More people are retiring overseas according to Wharton School of Business. Older people place a higher value on the present moment. Retiring abroad allows one to enjoy the present moment with more ease than retiring in the U.S. and can lead to greater happiness.
Beckoned by foreign countries
with mild climates and a lower cost of living, many retirees view living
abroad as the fulfillment of a life-long dream. Some are former
snowbirds who opt for a Caribbean island or Latin American country; some
seek out charming villages in Portugal or Spain, and others have landed
in more exotic locales, such as Malaysia.
About 350,000 American retirees receive Social Security benefits in
countries other than the U.S., according to the Social Security
Administration's annual statistical supplement. The majority of those
people live in Europe, Canada and Mexico. As many as 3.3 million American baby boomers
are planning to retire abroad, according to figures from Travel Market
Report, the industry publication. Three years ago, the paid subscription
base of International Living, a magazine for retirees who live overseas or plan to, was 39,000; today, it's 80,000.
What's driving them abroad? Money -- or lack of it. The cost of living in most international retirement destinations is
much less than the U.S. Rent in San Jose, Costa Rica, for instance, is
57% lower than in Philadelphia. Consumer prices in Chiang Mai, Thailand,
are 59% lower than in Boston. Groceries in Seville, Spain, are 36%
lower than in San Francisco.
One of the most pressing financial concerns facing prospective
retirees is whether they will have enough money to pay for medical and
long-term care expenses. Health care costs have risen rapidly over the
last decade and show no signs of abating.

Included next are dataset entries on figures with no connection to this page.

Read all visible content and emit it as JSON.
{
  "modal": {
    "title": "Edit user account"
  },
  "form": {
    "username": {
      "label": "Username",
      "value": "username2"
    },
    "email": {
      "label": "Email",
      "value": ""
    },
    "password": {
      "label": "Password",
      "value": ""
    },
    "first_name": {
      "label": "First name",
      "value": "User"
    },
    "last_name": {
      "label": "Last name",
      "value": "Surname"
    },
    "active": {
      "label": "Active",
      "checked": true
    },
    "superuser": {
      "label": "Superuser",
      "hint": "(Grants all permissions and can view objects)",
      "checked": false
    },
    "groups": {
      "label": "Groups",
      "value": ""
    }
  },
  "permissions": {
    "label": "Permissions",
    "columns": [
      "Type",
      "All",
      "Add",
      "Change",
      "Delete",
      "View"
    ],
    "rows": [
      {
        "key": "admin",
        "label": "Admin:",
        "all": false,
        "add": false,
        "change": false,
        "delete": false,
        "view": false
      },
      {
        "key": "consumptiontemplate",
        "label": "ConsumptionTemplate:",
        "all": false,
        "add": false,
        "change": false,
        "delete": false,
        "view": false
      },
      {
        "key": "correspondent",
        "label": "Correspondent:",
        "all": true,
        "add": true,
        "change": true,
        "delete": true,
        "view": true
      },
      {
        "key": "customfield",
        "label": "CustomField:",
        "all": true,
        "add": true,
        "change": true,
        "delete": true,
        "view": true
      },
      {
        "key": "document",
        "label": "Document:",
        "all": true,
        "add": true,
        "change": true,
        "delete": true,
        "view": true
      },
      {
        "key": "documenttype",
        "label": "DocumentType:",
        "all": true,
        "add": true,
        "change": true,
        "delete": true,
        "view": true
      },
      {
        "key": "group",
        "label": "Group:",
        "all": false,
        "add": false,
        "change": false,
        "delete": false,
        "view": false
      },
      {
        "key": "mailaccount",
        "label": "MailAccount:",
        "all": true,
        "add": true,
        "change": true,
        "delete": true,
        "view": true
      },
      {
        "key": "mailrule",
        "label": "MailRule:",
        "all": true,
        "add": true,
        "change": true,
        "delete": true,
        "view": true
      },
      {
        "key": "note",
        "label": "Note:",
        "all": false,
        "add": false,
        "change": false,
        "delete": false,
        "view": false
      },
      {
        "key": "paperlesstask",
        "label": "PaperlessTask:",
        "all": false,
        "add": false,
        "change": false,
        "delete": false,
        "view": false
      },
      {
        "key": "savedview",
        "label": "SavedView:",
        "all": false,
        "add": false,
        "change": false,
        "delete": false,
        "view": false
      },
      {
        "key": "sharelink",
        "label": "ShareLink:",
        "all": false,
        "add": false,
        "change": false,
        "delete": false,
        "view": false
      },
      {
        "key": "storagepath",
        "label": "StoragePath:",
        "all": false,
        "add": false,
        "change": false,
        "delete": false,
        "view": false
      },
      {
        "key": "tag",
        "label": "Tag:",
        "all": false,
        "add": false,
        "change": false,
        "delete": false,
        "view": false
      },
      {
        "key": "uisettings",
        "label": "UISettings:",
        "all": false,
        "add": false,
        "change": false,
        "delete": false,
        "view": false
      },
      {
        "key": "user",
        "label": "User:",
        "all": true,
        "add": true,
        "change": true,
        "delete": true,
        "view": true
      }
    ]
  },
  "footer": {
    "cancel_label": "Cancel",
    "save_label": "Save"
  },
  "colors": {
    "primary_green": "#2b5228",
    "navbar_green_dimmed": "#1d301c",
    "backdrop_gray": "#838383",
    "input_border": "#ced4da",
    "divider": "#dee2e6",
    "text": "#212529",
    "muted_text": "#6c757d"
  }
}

A 65-year-old couple retiring
in 2012 is estimated to need $240,000 to cover out-of-pocket medical
expenses -- the costs not covered by Medicare -- throughout retirement,
according to the latest retiree health care costs estimate calculated by
Fidelity Investments. This represents a 50% increase from 2002, when
the estimate was $160,000.
Many countries offer subsidized national health care. Depending on
citizenship and age requirements, foreigners are often eligible for the
programs, and the level of medical care is generally quite high.
A lower cost of living and access to health care aside, many boomers
are drawn to overseas retirement for emotional reasons. After years of
staying in a place because of their jobs or their children, they seize
on living in a foreign country as their last shot at excitement.
Personally, I have vacationed in St. Kitts in the West Indies and they have a path to citizenship if you buy property there. Healthcare providers in this country are not developed so that is a big consideration. One thing you should look for when considering the healthcare portion of this equation is whether the hospital you might use is accredited by Joint Commission International (JCI).